Background: Sodium-glucose cotransporter-2 (SGLT-2) inhibitors, including empagliflozin, canagliflozin, and dapagliflozin, have demonstrated significant cardiovascular and renal benefits in managing type 2 diabetes mellitus (T2DM). However, their impact on frailty in older adults remains a subject of debate, given their associations with weight loss, fluid depletion, and potential reductions in muscle mass, which could contribute to sarcopenia and frailty-related complications.
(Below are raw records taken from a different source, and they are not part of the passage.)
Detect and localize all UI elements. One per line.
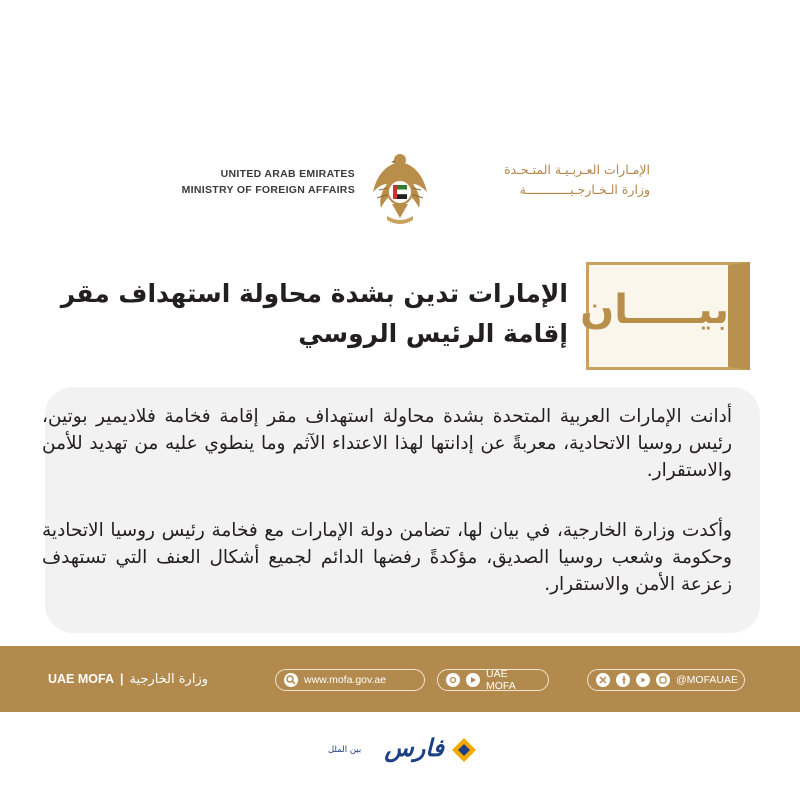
ministry-title-english: MINISTRY OF FOREIGN AFFAIRS (181, 184, 355, 196)
footer-brand (48, 666, 208, 692)
youtube-icon (636, 673, 650, 687)
social-handles-link[interactable] (587, 669, 745, 691)
camera-icon (446, 673, 460, 687)
instagram-icon (656, 673, 670, 687)
country-name-english: UNITED ARAB EMIRATES (220, 168, 355, 180)
fars-name: فارس (384, 734, 444, 762)
statement-paragraph-1: أدانت الإمارات العربية المتحدة بشدة محاولة استهداف مقر إقامة فخامة فلاديمير بوتين، رئيس روسيا الاتحادية، معربةً عن إدانتها لهذا الاعتداء الآثم وما ينطوي عليه من تهديد للأمن والاستقرار. (42, 406, 732, 481)
website-url: www.mofa.gov.ae (304, 674, 387, 686)
play-icon (466, 673, 480, 687)
uae-falcon-emblem-icon (365, 148, 435, 228)
footer-brand-arabic: وزارة الخارجية (129, 671, 209, 687)
media-channels-link[interactable] (437, 669, 549, 691)
search-icon (284, 673, 298, 687)
footer-bar (0, 646, 800, 712)
footer-brand-english: UAE MOFA (48, 672, 114, 686)
channels-label: UAE MOFA (486, 668, 516, 692)
website-link[interactable] (275, 669, 425, 691)
social-handle: @MOFAUAE (676, 674, 739, 686)
title-line-1: الإمارات تدين بشدة محاولة استهداف مقر (60, 279, 568, 308)
facebook-icon (616, 673, 630, 687)
statement-badge-label: بيـــــان (580, 287, 729, 333)
title-line-2: إقامة الرئيس الروسي (298, 319, 568, 348)
fars-subtitle: بین الملل (328, 745, 362, 755)
x-icon (596, 673, 610, 687)
fars-logo (328, 732, 478, 768)
statement-header (0, 262, 800, 370)
statement-body-card (42, 387, 760, 633)
fars-diamond-icon (450, 736, 478, 764)
ministry-header (150, 148, 650, 228)
ministry-title-arabic: وزارة الـخـارجـيــــــــــــة (519, 182, 650, 197)
statement-paragraph-2: وأكدت وزارة الخارجية، في بيان لها، تضامن دولة الإمارات مع فخامة رئيس روسيا الاتحادية وحكومة وشعب روسيا الصديق، مؤكدةً رفضها الدائم لجميع أشكال العنف التي تستهدف زعزعة الأمن والاستقرار. (42, 520, 732, 595)
country-name-arabic: الإمـارات العـربـيـة المتـحـدة (504, 162, 650, 177)
statement-badge (580, 262, 750, 370)
ministry-name-english (150, 166, 355, 198)
footer-separator: | (119, 672, 124, 686)
ministry-name-arabic (440, 160, 650, 200)
page-title (48, 274, 568, 354)
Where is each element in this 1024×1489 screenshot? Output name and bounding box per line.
Objectives: This narrative review evaluates the effects of SGLT-2 inhibitors on frailty in older adults with T2DM by analyzing their influence on body composition, muscle mass, and overall functional status. It further examines the balance between their benefits and risks in frail populations, emphasizing the need for appropriate patient selection and monitoring strategies.

Methods: A comprehensive review of systematic reviews, meta-analyses, randomized controlled trials (RCTs), and real-world observational studies was conducted. Data were obtained from major medical databases, including PubMed, Embase, Cochrane Library, and Web of Science. Studies focusing on body composition changes, cardiovascular outcomes, frailty-related events, and mortality in older adults using SGLT-2 inhibitors were analyzed.

Results: Findings indicate that SGLT-2 inhibitors significantly reduce body weight, visceral fat, and cardiovascular events while preserving renal function. However, multiple studies report reductions in lean body mass and skeletal muscle index, raising concerns about sarcopenia, particularly in frail individuals. Meta-analyses of RCTs reveal that SGLT-2 inhibitors may decrease skeletal muscle mass while promoting lipolysis and gluconeogenesis, potentially exacerbating frailty in high-risk populations. Despite these concerns, retrospective cohort studies and real-world evidence suggest that SGLT-2 inhibitors are associated with lower mortality and reduced frailty-related events in individuals with T2DM and heart failure. Comparative studies highlight that SGLT-2 inhibitors provide superior cardiovascular protection over dipeptidyl peptidase-4 inhibitors (DPP- 4is) and comparable benefits to glucagon-like peptide-1 receptor agonists (GLP-1RAs), albeit with an increased risk of DKA and genital infections.

Conclusion: While SGLT-2 inhibitors offer significant cardiometabolic and renal benefits, their effects on muscle mass and frailty warrant further investigation. Individualized treatment approaches- including nutritional support, exercise interventions, and close monitoring-are essential to mitigate potential risks in frail older adults. Updated clinical guidelines should address the appropriate use of SGLT-2 inhibitors in frail populations, considering both their benefits and risks. Future research should focus on elucidating the biological mechanisms underlying the relationship between SGLT-2 inhibitors and frailty, as well as developing strategies to prevent muscle loss in at-risk individuals.